Divers mets, préparés par des mains élégantes,
Sont offerts à nos yeux sous des formes charmantes,
Et l’assemblage heureux des vins les plus exquis
À nos yeux enchantés en relève le prix.
Mais près de nous survient l’agile Terpsichore :
Aussitôt sur ses pas chacun court et l’honnore.
« Hé quoi ! vous préférez un repas à ma cour !
Comment ! ne suis-je plus l’ame de ce séjour ?
Nous dit-elle : à mon art partout on rend hommage ;
J’égaie et j’embellis les charmes du bel âge,
Je fixe les plaisirs. Venez, jeunes beautés ;
Vous faites l’ornement de ces lieux enchantés ;
À commencer le bal c’est moi qui vous invite. »
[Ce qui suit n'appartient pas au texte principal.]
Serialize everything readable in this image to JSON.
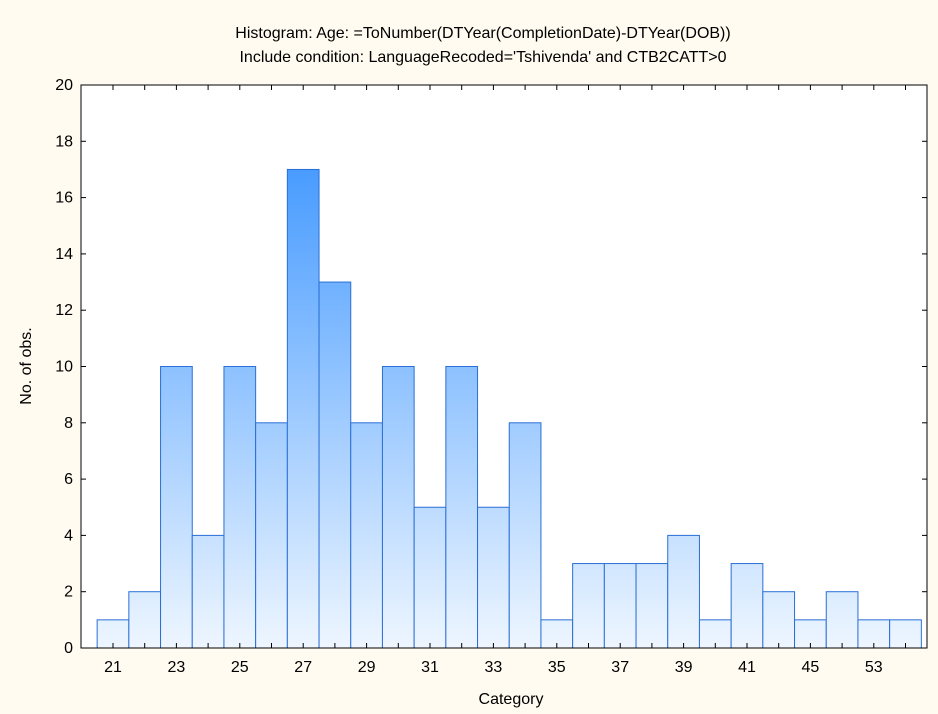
{
  "chart_data": {
    "type": "bar",
    "title": "Histogram: Age: =ToNumber(DTYear(CompletionDate)-DTYear(DOB))",
    "subtitle": "Include condition: LanguageRecoded='Tshivenda' and CTB2CATT>0",
    "xlabel": "Category",
    "ylabel": "No. of obs.",
    "ylim": [
      0,
      20
    ],
    "yticks": [
      0,
      2,
      4,
      6,
      8,
      10,
      12,
      14,
      16,
      18,
      20
    ],
    "categories": [
      "21",
      "22",
      "23",
      "24",
      "25",
      "26",
      "27",
      "28",
      "29",
      "30",
      "31",
      "32",
      "33",
      "34",
      "35",
      "36",
      "37",
      "38",
      "39",
      "40",
      "41",
      "42",
      "45",
      "46",
      "53",
      "54"
    ],
    "tick_labels": [
      "21",
      "23",
      "25",
      "27",
      "29",
      "31",
      "33",
      "35",
      "37",
      "39",
      "41",
      "45",
      "53"
    ],
    "values": [
      1,
      2,
      10,
      4,
      10,
      8,
      17,
      13,
      8,
      10,
      5,
      10,
      5,
      8,
      1,
      3,
      3,
      3,
      4,
      1,
      3,
      2,
      1,
      2,
      1,
      1
    ],
    "grid": false,
    "legend": false,
    "colors": {
      "bar_top": "#2b8cff",
      "bar_bottom": "#eef6ff",
      "bar_edge": "#2a6fd6",
      "background": "#fffbf0"
    }
  }
}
À sa voix chacun court, vole, et se précipite.
Dans un riche salon, sous des lambris dorés,
Nous entrons, des Plaisirs et des Jeux entourés :
Tout respire la joie ; et la folle jeunesse
Se livre avec ardeur à la vive allégresse.
Aimables passe-tems, momens délicieux,
Comme un songe léger vous fuyez à nos yeux !
L’aube annonce le jour : alors dans son asile
Vole près d’un époux sa compagne tranquille,
Et la sensible mère, à ses tendres enfans
Prodiguant la douceur de ses embrassemens,
Regrette ces instans donnés à l’allégresse
Qui les avaient ravis à sa vive tendresse.